Kleine Kunstwerke aus Holz

(djd). Wer hat nicht in Kindheitstagen Äste bearbeitet, vielleicht sogar eine einfache Flöte geschnitzt? Bis heute fasziniert Kinder der Umgang mit einem Taschenmesser. Mit etwas Geschick verwandeln sich Fundstücke aus dem Wald in kleine Kunstwerke und laufen jedem gekauften Spielzeug schnell den Rang ab. Dennoch sind viele Eltern besorgt und fürchten, dass sich der Nachwuchs beim Hantieren mit der Klinge verletzen könnte. Dabei zeigt die Erfahrung: Kinder verhalten sich meist verantwortungsbewusst und beachten Regeln – wichtig ist es nur, dass Eltern sie zuvor auf mögliche Gefahren aufmerksam machen.

Wer schnitzt, der sitzt

Daher sollte zum ersten Taschenmesser, das beispielsweise zum Kindergeburtstag verschenkt wird, gleich ein Miniworkshop mit dazugehören. Eltern erklären dabei ihrem Nachwuchs den Umgang mit der Klinge und stellen gemeinsam die wichtigsten Sicherheitsregeln auf. Die erste Formel, die sich jeder merken kann, lautet: „Wer schnitzt, der sitzt.“ Der Umgang mit dem Messer erfordert ungeteilte Aufmerksamkeit, und dazu gehört ein fester Sitzplatz. Regel Nummer zwei besagt, dass man stets ausreichend Abstand zu anderen Personen halten soll. Dazu können Kinder einfach ihre Arme ausstrecken und sich einmal im Kreis drehen. Ist dabei niemand im Weg, reicht der Sicherheitsabstand aus.
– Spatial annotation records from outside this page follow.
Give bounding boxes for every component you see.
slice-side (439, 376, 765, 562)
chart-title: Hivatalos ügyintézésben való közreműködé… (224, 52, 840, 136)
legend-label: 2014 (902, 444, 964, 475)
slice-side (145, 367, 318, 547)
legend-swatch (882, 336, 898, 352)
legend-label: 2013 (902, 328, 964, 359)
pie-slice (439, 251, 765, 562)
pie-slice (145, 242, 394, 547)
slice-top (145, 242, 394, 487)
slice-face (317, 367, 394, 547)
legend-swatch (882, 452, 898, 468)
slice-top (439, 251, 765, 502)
Beim Schnitzen selbst ist eine Faustregel zu beachten: Die Klinge wird immer vom Körper und der Hand, die das Holz hält, weggeführt. Wird das Messer nicht mehr benötigt, klappt man es sofort zusammen und packt es weg. Klingen sollten auch nicht in den Boden gesteckt werden. Außerdem sollte man Taschenmesser stets im zusammengeklappten Zustand weitergeben. Und noch ein Grundsatz: Geschnitzt wird immer mit gesammelten Ästen. Bäume, deren Rinde und Pflanzen werden im Wald nicht beschädigt. Mehr Tipps rund ums Schnitzen und einen sicheren Umgang mit Taschenmessern bietet das Buch „Werken mit dem Taschenmesser“ (AT Verlag 2013, 24,90 Euro), das sich mit vielen Tipps und Schnitzanleitungen sowohl an Kinder als auch an Eltern wendet.

Stapellauf für das Schnitzfloß

Auf diese Weise gut vorbereitet, kann es nun in den Wald gehen, um Materialien für die ersten Bastelarbeiten zu sammeln. Für junge Schnitzer gibt es dazu spezielle Taschenmesser wie etwa das Modell „My First Victorinox“. Mit einer abgerundeten Klingenspitze verringert es die Gefahr von Verletzungen. Ältere Kinder können auch bereits problemlos mit einem klassischen Taschenmesser, etwa von Victorinox, schnitzen. So lassen sich zum Beispiel Äste bearbeiten, um daraus ein Floß zu bauen. Dafür benötigt man nicht mehr als einen Hauptmast, zwei dünnere Quermasten, acht Längsstämme und zwei Querstämme. Die Hölzer werden passend zugeschnitten, mit Bindfaden fixiert, aus einem Plastikbeutel lässt sich noch ein Segel zuschneiden – schon ist das Floß startklar. Diese und 25 weitere Anleitungen zum Nachschnitzen werden in dem Buch anschaulich erklärt.